The Diaoyu protests, class warfare and nativism

One of the better and more penetrating articles I have read on the recent protests in China has been, oddly enough, in Comment is Free, by professor at the London School of Economics Dr Lin Chun. Her thesis is that the protests, though their explicit purpose was to reclaim the Diaoyus from Japan (and therefore to boycott Japanese goods), was actually motivated and fed by a number of other highly disparate concerns and anxieties, not all of them to do with nationalism. Class-based anxieties, for example, and mistrust of government officials played key roles; a number of people at these protests used the opportunity to critique local policies or even the government itself (these were quickly rooted out, however).
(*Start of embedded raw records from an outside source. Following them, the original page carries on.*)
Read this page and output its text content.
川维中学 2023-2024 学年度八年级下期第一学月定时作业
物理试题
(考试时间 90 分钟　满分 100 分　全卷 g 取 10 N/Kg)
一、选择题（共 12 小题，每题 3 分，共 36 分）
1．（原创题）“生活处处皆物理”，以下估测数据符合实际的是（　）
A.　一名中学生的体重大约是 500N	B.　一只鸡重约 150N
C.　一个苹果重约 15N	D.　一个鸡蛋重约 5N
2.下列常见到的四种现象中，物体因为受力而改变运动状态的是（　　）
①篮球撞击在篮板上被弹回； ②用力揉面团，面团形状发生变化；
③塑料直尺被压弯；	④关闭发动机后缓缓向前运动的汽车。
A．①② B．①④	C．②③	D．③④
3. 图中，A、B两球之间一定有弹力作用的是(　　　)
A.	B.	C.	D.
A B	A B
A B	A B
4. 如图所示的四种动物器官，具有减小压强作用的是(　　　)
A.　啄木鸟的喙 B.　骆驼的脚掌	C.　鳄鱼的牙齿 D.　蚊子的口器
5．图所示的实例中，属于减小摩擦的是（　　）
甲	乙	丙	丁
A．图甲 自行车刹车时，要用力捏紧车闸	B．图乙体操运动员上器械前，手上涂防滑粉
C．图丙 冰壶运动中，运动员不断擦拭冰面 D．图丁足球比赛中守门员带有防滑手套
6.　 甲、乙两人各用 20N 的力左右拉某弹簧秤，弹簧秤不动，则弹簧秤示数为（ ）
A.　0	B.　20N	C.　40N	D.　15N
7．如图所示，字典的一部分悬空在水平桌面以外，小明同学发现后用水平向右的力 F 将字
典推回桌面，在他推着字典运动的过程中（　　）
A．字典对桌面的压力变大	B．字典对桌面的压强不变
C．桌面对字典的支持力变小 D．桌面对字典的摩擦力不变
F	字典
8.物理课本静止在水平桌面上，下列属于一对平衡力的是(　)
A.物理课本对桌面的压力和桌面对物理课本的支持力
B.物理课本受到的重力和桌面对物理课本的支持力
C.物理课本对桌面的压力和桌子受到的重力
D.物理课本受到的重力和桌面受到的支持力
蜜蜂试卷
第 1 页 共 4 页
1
Government in various levels has allowed protest in only one direction: as far away from itself as possible, preferably in a Japan-ward vein; though some observers have reverted to paranoid fantasies about the government sponsoring the protests, I prefer the more simple explanation that the CCP just wants, like any party of government, to cover its own arse, and is selectively policing against protests which could harm its interests. (It is worth noting that the day after 18 September I managed to see only one red flag the entire day in Baotou - though quite a few police vans on the streets.) However, given that a number of the protesters in the larger cities were, in fact, migrant workers (generally themselves people who live in a constant state of economic stress and insecurity), Dr Lin’s analysis strikes me as hitting fairly close to home.

Her analysis is further bolstered by the analysis from Tea Leaf Nation, which shows a rather disheartening picture, even in the online community, of comments which condone class warfare (with some going so far as to dehumanise and blame poor people), and of comments speak more to regional bigotries than to any kind of real patriotism. Though it is sad and angering to see classism and nativism rearing their ugly heads in the aftermath of the protests, it does indeed speak to the view that there is far more going on under the surface of these protests than mere nationalism. As in Japan, the issue of control of the Diaoyus serves both as a lightning-rod for, and a distraction from, other equally important issues which do not get the full airing they deserve. It is an important issue, as I have said before - but it would be a mistake to place undue emphasis on the nationalist angle of it, as has happened in both Chinese and Western media.